A Ferida Aberta: Ciência vs. Militância
A crítica de Francisco Cardoso não é isolada. Ela expressa uma tensão crescente na sociedade brasileira sobre o papel das universidades públicas. Quando Cardoso afirma que "quando a universidade troca método por militância, ela deixa de servir ao conhecimento e passa a servir ao ódio", ele está apontando para uma questão de fundo: a universidade pública, sustentada pelo dinheiro de todos os contribuintes, deve ser neutra em relação à fé e aos valores das pessoas?
"A fé cristã não pode ser tratada como inimiga dentro de instituições sustentadas pelo dinheiro do povo", escreveu o médico. "Ciência de verdade não precisa atacar a fé. Precisa de rigor, seriedade e compromisso com a realidade."
O argumento é poderoso: se a ciência precisa de dinheiro público para existir, ela deve respeitar a pluralidade de crenças daqueles que a financiam. Não se trata de censurar temas, mas de questionar o tom e a intenção da pesquisa. Uma tese que parece mais interessada em patologizar a Igreja Católica do que em compreender um fenômeno social complexo pode ser vista, sim, como "panfleto com diploma".
Ciência ou Militância? A Polêmica que Divide a Universidade Pública Brasileira
O Problema da Percepção
Mesmo que a tese tenha rigor metodológico dentro de sua tradição teórica, ela enfrenta um problema grave de percepção pública.
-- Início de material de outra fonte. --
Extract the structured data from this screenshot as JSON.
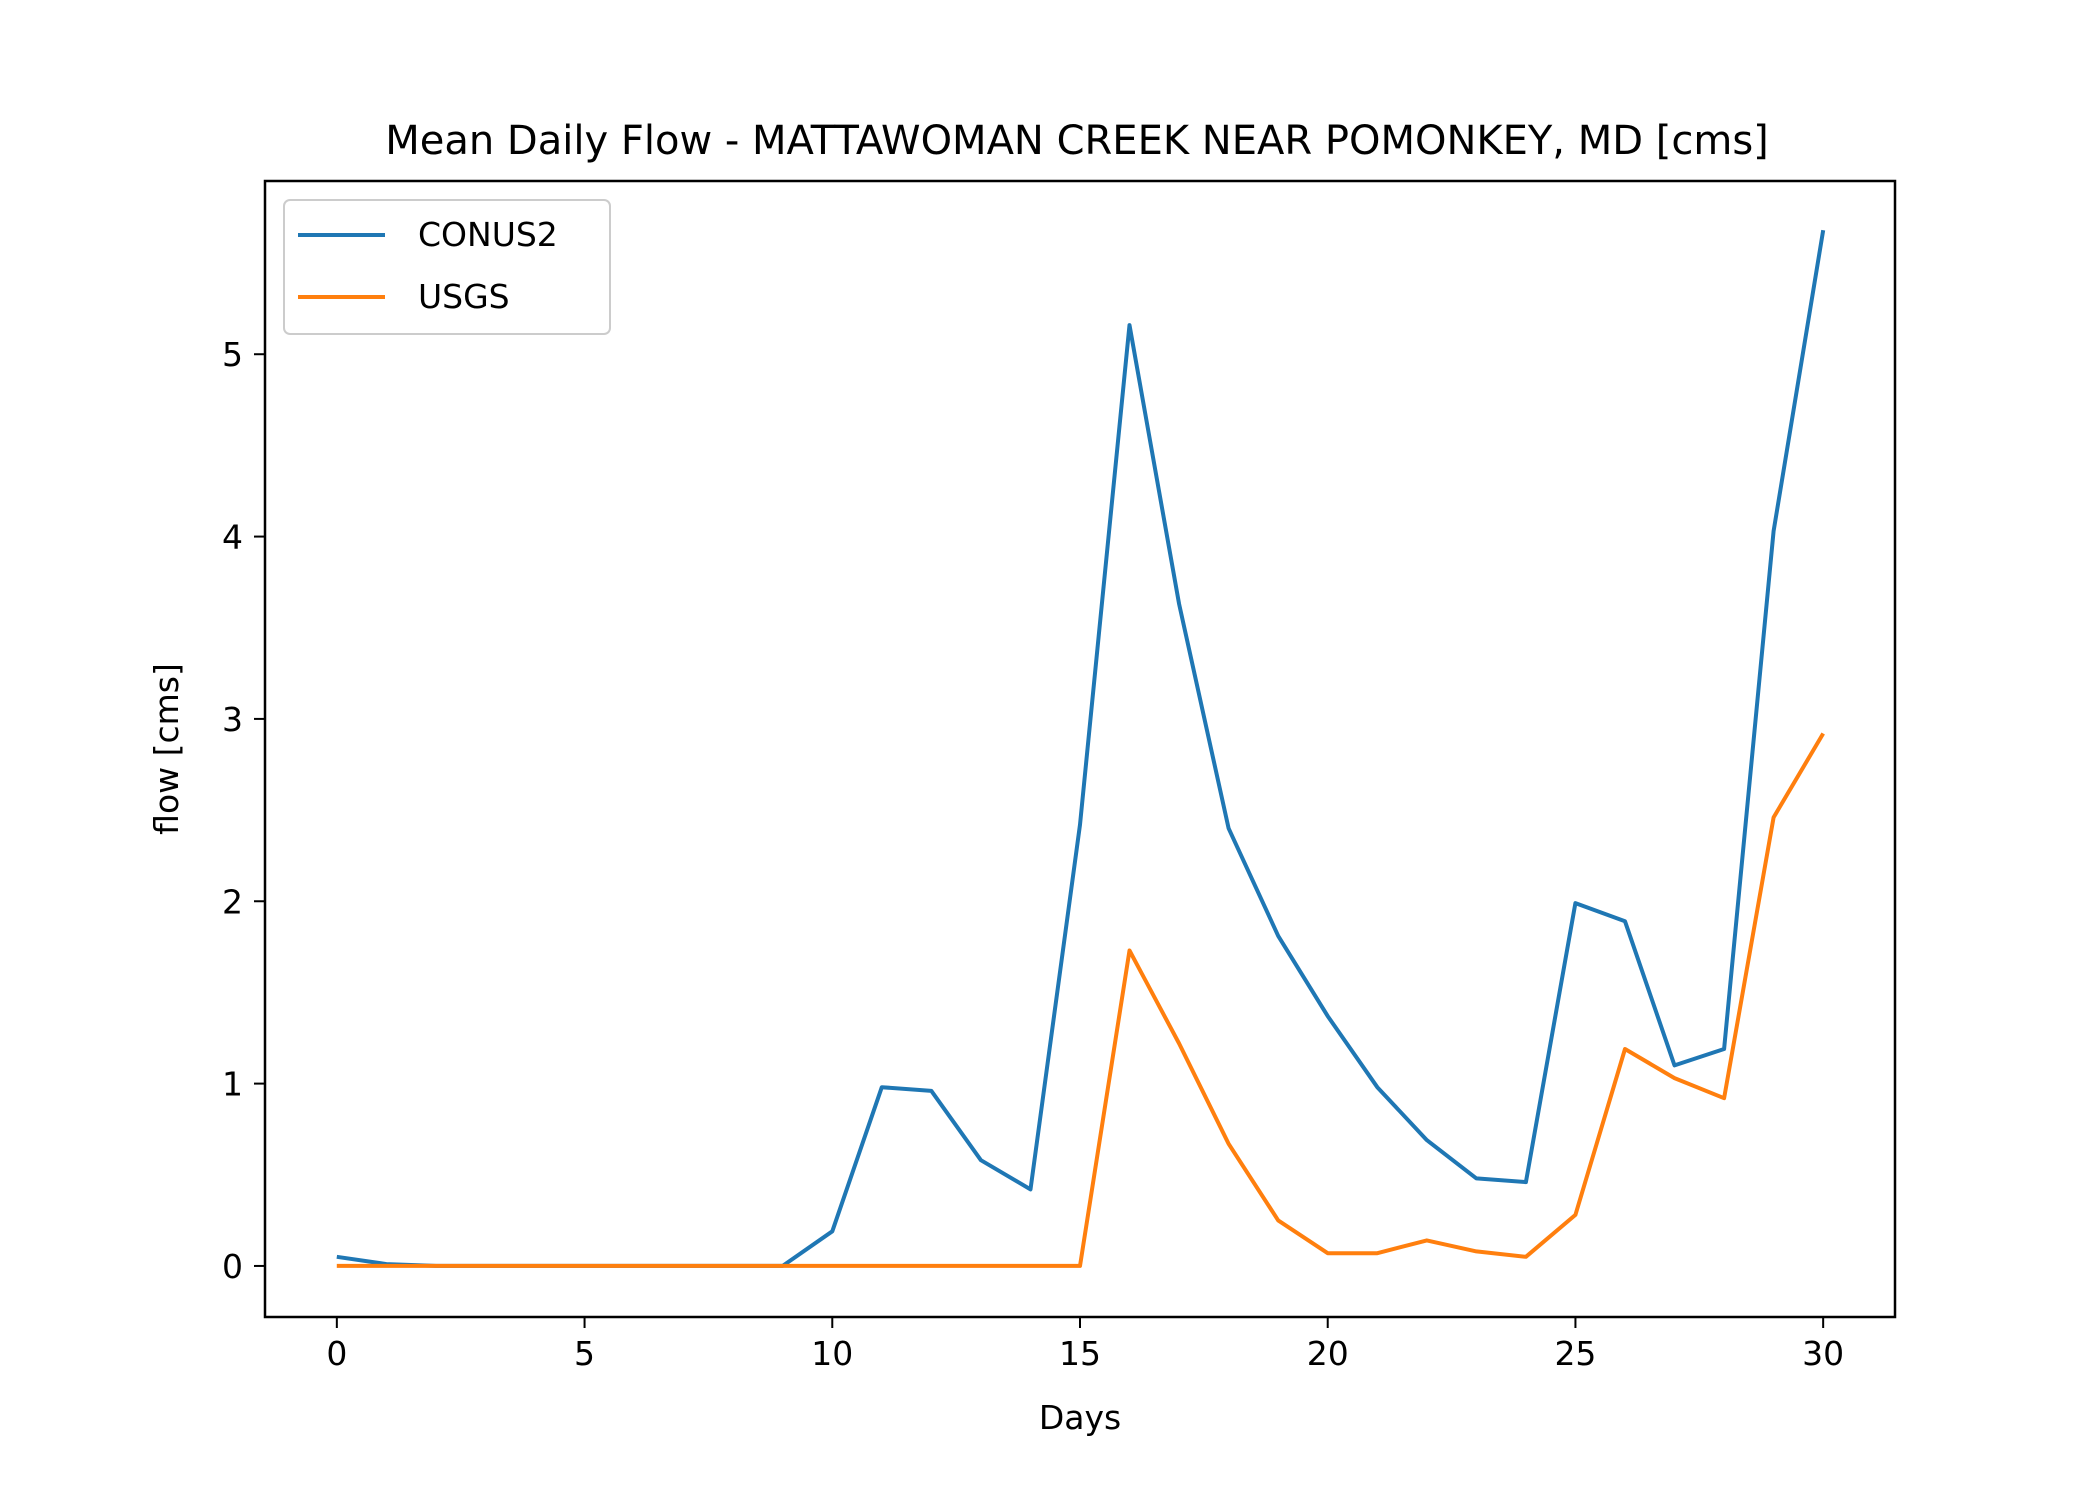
{
  "chart_data": {
    "type": "line",
    "title": "Mean Daily Flow - MATTAWOMAN CREEK NEAR POMONKEY, MD [cms]",
    "xlabel": "Days",
    "ylabel": "flow [cms]",
    "xlim": [
      -1.45,
      31.45
    ],
    "ylim": [
      -0.28,
      5.95
    ],
    "xticks": [
      0,
      5,
      10,
      15,
      20,
      25,
      30
    ],
    "yticks": [
      0,
      1,
      2,
      3,
      4,
      5
    ],
    "grid": false,
    "legend_position": "upper-left",
    "x": [
      0,
      1,
      2,
      3,
      4,
      5,
      6,
      7,
      8,
      9,
      10,
      11,
      12,
      13,
      14,
      15,
      16,
      17,
      18,
      19,
      20,
      21,
      22,
      23,
      24,
      25,
      26,
      27,
      28,
      29,
      30
    ],
    "series": [
      {
        "name": "CONUS2",
        "color": "#1f77b4",
        "values": [
          0.05,
          0.01,
          0.0,
          0.0,
          0.0,
          0.0,
          0.0,
          0.0,
          0.0,
          0.0,
          0.19,
          0.98,
          0.96,
          0.58,
          0.42,
          2.42,
          5.16,
          3.63,
          2.4,
          1.81,
          1.37,
          0.98,
          0.69,
          0.48,
          0.46,
          1.99,
          1.89,
          1.1,
          1.19,
          4.03,
          5.68
        ]
      },
      {
        "name": "USGS",
        "color": "#ff7f0e",
        "values": [
          0.0,
          0.0,
          0.0,
          0.0,
          0.0,
          0.0,
          0.0,
          0.0,
          0.0,
          0.0,
          0.0,
          0.0,
          0.0,
          0.0,
          0.0,
          0.0,
          1.73,
          1.22,
          0.67,
          0.25,
          0.07,
          0.07,
          0.14,
          0.08,
          0.05,
          0.28,
          1.19,
          1.03,
          0.92,
          2.46,
          2.92
        ]
      }
    ]
  }
}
O título provocativo, a escolha de um tema que afeta diretamente uma instituição religiosa com milhões de fiéis no Brasil, e o contexto de polarização política do país criam uma tempestade perfeita.
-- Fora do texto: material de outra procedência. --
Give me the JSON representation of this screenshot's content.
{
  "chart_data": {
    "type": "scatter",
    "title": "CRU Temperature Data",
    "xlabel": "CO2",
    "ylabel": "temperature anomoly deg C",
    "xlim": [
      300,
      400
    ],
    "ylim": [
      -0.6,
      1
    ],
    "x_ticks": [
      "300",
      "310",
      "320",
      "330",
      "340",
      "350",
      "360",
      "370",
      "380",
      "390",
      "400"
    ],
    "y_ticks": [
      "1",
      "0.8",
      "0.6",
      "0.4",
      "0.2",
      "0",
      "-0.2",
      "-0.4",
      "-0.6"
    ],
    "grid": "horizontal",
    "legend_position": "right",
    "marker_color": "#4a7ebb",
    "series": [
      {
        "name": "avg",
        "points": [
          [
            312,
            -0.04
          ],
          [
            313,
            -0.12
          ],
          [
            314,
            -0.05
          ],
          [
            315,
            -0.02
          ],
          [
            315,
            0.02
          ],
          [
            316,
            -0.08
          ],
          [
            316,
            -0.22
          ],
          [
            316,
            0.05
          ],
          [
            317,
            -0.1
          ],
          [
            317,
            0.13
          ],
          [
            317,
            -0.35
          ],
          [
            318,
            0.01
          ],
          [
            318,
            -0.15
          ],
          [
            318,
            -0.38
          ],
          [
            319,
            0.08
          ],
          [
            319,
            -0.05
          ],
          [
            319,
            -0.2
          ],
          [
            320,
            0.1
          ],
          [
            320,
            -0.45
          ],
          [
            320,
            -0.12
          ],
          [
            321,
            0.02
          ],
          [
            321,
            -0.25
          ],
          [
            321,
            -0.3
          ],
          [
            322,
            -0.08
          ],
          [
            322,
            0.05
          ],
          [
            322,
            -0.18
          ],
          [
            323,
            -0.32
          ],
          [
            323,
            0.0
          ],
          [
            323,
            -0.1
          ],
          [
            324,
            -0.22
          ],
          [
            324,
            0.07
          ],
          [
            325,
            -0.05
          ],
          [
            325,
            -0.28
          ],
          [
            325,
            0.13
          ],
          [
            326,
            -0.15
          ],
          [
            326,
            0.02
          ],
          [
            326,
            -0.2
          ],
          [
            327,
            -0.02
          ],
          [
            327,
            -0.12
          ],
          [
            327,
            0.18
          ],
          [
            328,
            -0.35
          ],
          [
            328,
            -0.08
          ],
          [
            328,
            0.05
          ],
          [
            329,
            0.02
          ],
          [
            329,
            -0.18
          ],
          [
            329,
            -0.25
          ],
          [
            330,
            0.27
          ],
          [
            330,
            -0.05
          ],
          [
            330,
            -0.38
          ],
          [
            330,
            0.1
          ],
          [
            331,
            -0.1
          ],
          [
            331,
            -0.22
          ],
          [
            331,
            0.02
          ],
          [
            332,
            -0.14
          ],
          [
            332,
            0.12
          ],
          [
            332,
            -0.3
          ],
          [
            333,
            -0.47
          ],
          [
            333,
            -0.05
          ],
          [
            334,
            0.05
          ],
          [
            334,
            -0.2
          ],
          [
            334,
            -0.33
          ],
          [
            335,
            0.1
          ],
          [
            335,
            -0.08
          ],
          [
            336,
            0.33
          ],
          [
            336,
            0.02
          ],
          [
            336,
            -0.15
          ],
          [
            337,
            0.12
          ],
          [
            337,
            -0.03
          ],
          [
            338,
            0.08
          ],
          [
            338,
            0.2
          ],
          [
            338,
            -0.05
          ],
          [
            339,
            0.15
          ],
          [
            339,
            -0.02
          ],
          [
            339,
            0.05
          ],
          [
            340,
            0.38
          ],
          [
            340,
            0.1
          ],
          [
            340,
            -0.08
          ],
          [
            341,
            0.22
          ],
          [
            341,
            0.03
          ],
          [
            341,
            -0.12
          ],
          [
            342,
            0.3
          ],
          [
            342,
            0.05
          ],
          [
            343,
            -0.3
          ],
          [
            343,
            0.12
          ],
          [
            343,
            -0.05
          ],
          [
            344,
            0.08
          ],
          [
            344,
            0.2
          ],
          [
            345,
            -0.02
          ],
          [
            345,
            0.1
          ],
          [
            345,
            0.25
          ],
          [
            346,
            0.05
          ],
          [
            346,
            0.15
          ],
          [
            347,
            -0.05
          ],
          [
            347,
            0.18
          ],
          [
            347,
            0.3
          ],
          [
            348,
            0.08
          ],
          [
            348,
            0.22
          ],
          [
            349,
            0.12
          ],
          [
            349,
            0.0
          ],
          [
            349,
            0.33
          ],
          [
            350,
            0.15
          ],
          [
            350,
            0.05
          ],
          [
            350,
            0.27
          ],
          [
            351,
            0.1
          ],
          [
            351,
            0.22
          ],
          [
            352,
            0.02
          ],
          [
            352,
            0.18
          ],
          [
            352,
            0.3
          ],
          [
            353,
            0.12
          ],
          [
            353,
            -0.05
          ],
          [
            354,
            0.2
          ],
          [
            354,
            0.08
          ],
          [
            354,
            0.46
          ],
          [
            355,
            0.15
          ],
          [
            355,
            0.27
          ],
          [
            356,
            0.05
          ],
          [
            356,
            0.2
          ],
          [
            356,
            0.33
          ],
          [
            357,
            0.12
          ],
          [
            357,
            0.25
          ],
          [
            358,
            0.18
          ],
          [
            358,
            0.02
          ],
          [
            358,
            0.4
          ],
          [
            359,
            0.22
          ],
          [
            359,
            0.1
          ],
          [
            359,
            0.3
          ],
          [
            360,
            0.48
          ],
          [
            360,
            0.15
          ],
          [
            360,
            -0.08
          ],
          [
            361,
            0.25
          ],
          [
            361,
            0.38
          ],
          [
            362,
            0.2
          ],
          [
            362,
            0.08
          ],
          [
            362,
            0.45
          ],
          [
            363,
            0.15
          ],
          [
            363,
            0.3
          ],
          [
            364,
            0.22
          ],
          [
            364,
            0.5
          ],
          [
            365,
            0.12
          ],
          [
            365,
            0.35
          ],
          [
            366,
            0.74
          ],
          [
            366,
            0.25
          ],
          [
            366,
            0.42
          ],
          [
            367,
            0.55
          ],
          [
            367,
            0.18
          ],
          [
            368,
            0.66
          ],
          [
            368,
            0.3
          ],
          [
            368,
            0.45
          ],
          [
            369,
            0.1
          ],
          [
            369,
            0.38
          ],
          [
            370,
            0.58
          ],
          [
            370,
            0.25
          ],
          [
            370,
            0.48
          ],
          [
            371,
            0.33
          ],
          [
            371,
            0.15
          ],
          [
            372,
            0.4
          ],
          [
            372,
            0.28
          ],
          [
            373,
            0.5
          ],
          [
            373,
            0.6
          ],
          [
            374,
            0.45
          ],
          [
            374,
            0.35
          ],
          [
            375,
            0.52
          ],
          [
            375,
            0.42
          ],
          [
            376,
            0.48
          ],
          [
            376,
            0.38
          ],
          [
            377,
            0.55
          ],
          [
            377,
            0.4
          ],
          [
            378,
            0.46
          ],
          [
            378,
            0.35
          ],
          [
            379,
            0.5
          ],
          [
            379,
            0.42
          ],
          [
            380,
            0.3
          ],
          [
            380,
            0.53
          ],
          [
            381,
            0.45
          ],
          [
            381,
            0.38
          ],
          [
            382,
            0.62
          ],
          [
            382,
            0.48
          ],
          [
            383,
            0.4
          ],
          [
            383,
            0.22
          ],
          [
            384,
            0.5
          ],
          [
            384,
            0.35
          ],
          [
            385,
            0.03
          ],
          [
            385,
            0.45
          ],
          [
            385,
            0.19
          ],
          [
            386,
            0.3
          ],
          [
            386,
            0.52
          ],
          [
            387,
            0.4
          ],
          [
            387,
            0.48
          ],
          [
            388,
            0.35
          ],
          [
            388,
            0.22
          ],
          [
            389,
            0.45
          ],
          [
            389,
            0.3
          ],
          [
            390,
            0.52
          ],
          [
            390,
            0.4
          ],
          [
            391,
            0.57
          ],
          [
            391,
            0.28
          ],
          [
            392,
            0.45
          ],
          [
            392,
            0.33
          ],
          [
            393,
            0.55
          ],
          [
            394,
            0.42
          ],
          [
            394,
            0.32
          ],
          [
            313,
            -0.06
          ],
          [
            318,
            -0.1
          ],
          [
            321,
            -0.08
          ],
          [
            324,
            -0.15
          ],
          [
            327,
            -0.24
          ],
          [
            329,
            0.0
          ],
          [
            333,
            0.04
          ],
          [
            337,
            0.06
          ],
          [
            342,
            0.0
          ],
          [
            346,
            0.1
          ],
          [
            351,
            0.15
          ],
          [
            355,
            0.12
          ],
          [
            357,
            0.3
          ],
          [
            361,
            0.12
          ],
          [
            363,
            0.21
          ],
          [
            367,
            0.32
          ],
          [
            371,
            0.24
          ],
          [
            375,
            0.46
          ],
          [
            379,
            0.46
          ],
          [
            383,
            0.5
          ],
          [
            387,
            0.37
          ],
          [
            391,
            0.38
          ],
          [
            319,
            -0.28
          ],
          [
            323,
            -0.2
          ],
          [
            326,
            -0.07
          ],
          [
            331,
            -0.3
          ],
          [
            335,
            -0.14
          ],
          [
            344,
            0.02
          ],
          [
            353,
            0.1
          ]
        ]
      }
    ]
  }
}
Para muitos brasileiros, especialmente os de fé cristã, uma tese com esse título não parece ciência — parece provocação. E a universidade pública, que deveria ser espaço de diálogo e busca da verdade, passa a ser vista como espaço de confronto ideológico.
O professor Josenildo Soares Bezerra, orientador da tese, é um pesquisador estabelecido na área de Comunicação, com dezenas de orientações e publicações sobre corpo, sexualidade e mídia . Sua produção acadêmica é vasta e reconhecida. No entanto, a escolha de um tema tão sensível, em um momento de tanta divisão social, levanta a questão: a academia deve considerar o impacto público de suas pesquisas, ou isso seria uma forma de autocensura?
O Que Está em Jogo
O debate exposto por Francisco Cardoso vai além de uma única tese. Ele toca em questões estruturais da universidade brasileira:
A neutralidade científica é possível? Ou toda pesquisa é, por natureza, política?O dinheiro público dá o direito de veto ao contribuinte? Ou a liberdade acadêmica é absoluta?Existe uma "doutrinação" nas universidades? Ou a crítica à academia é, ela mesma, ideológica?
A tese sobre "encarceramento anal" de padres é apenas um sintoma. O diagnóstico é mais amplo: a desconfiança da sociedade em relação às universidades públicas está em níveis históricos. Se a academia não conseguir demonstrar que sua produção serve ao conhecimento e não a agendas partidárias ou ideológicas, o financiamento público — já escasso — pode tornar-se ainda mais vulnerável.
Conclusão
Francisco Cardoso não está pedindo o fim da pesquisa sobre sexualidade ou religião. Ele está pedindo rigor, seriedade e respeito. Quando a universidade produz uma tese cujo título soa mais como uma peça de teatro de vanguarda do que como um trabalho científico, ela abre mão de sua autoridade moral.
A ciência não precisa ser inofensiva. Mas precisa ser honesta sobre suas intenções. Se o objetivo é criticar a Igreja, que seja feito com a clareza de um artigo de opinião, não com a parafernália acadêmica de uma tese de doutorado. O "panfleto com diploma" é perigoso não porque é panfleto, mas porque usa o diploma para se fazer passar por algo que não é.
A universidade brasileira precisa decidir: quer ser fábrica de conhecimento ou fábrica de inimigos? O futuro da ciência no país depende dessa resposta.
Artigo baseado na declaração pública do médico Francisco Cardoso e em dados acadêmicos sobre a tese em questão.